ABA Issues New Guidance on Conflicts Related to Personal Relationships

Scott Stewart
The Daily Record

Lawyers navigating potential conflicts arising from client representation and relationships with opposing lawyers can look to new guidance from the American Bar Association Standing Committee on Ethics and Professional Responsibility.

Formal Opinion 494 deals with acquaintances, friendships and close personal relationships in relation to ABA Model Rule of Professional Conduct 1.7(a)(2). It draws heavily from an opinion in September 2019 addressing judges’ personal relationships with lawyers or parties requiring disqualification or disclosure.

The new opinion says intimate relationships “must be disclosed,” according to an ABA news release, and says that “lawyers ordinarily may not represent clients in the matter, unless each client gives informed consent confirmed in writing.”

“Because friendships exist in a wide variety of contexts, friendships need to be examined closely,” the opinion continued.

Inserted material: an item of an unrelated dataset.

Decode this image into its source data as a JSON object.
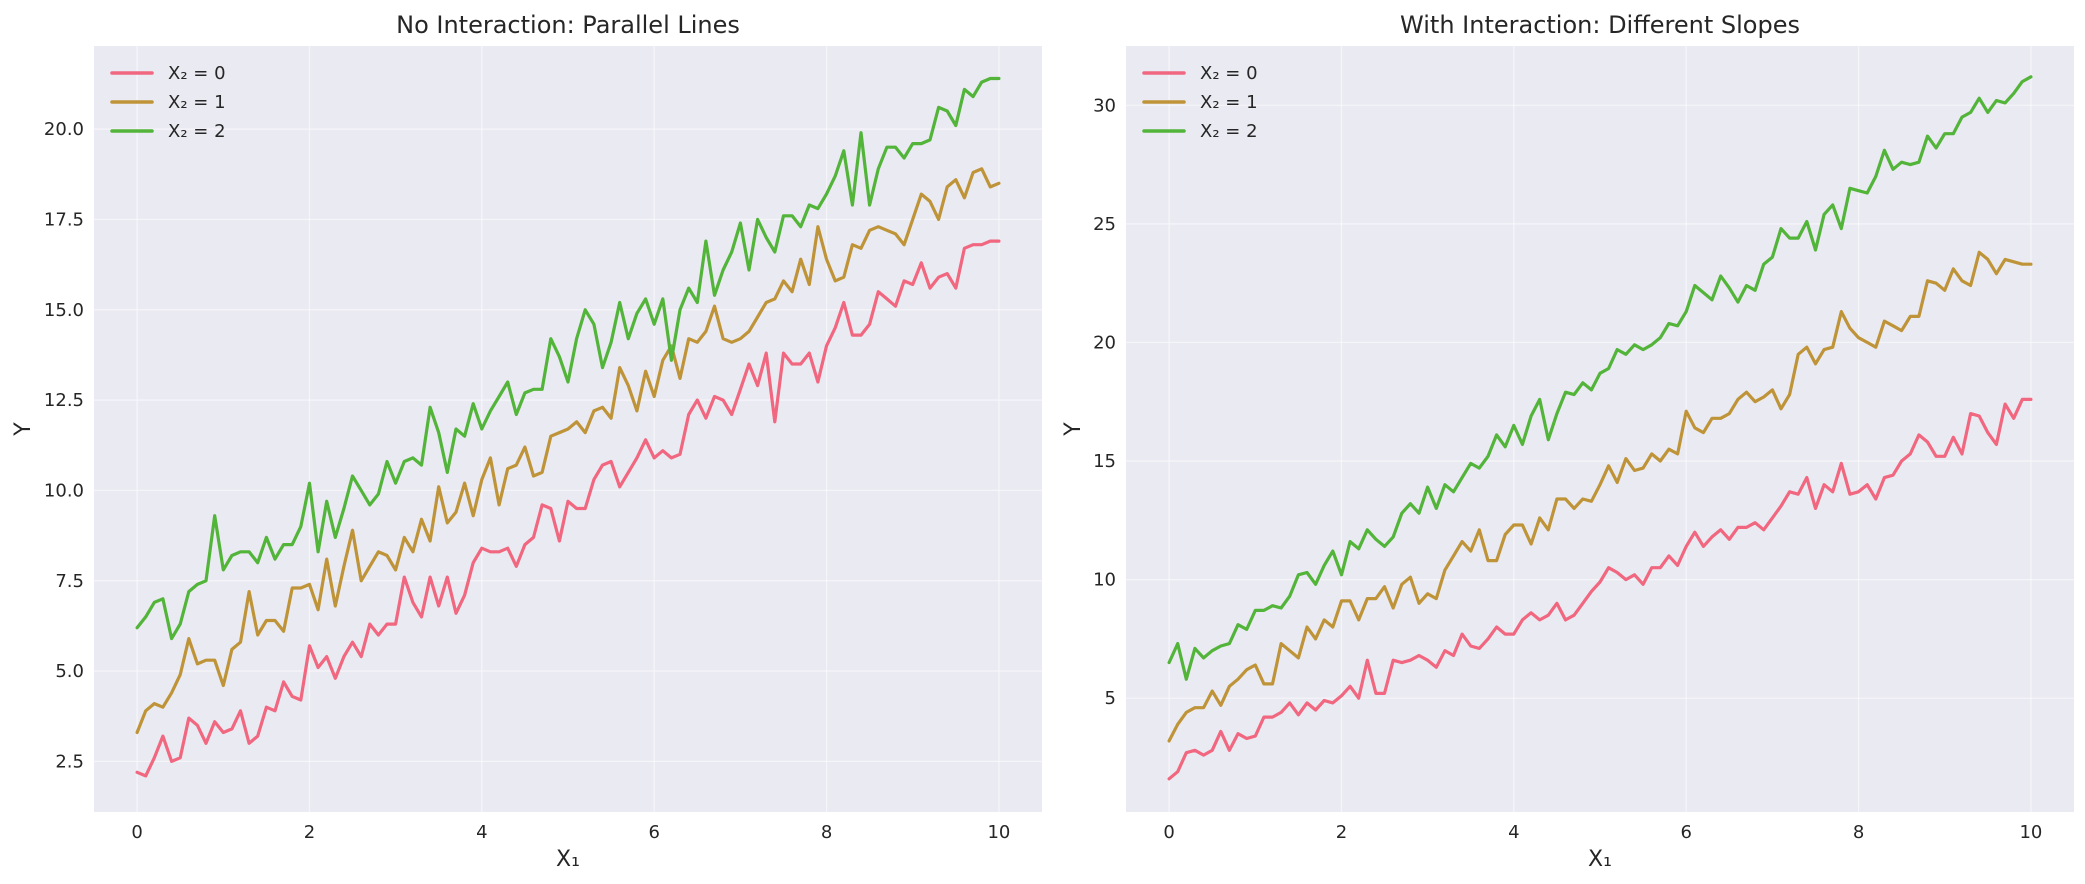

Close friendships with opposing counsel should be disclosed to clients, but some friendships and most acquaintanceships need not be disclosed, nor do they require informed consent, the standing committee concluded. Disclosure “may be advisable to maintain good client relations,” though.

The opinion was developed this summer by the standing committee, which periodically issues ethics opinions to guide in interpreting and applying ABA model ethics rules to specific issues of legal practice, client-lawyer relationships and judicial behavior.

Recent ABA ethics opinions are available online at americanbar.org/groups/professional_responsibility.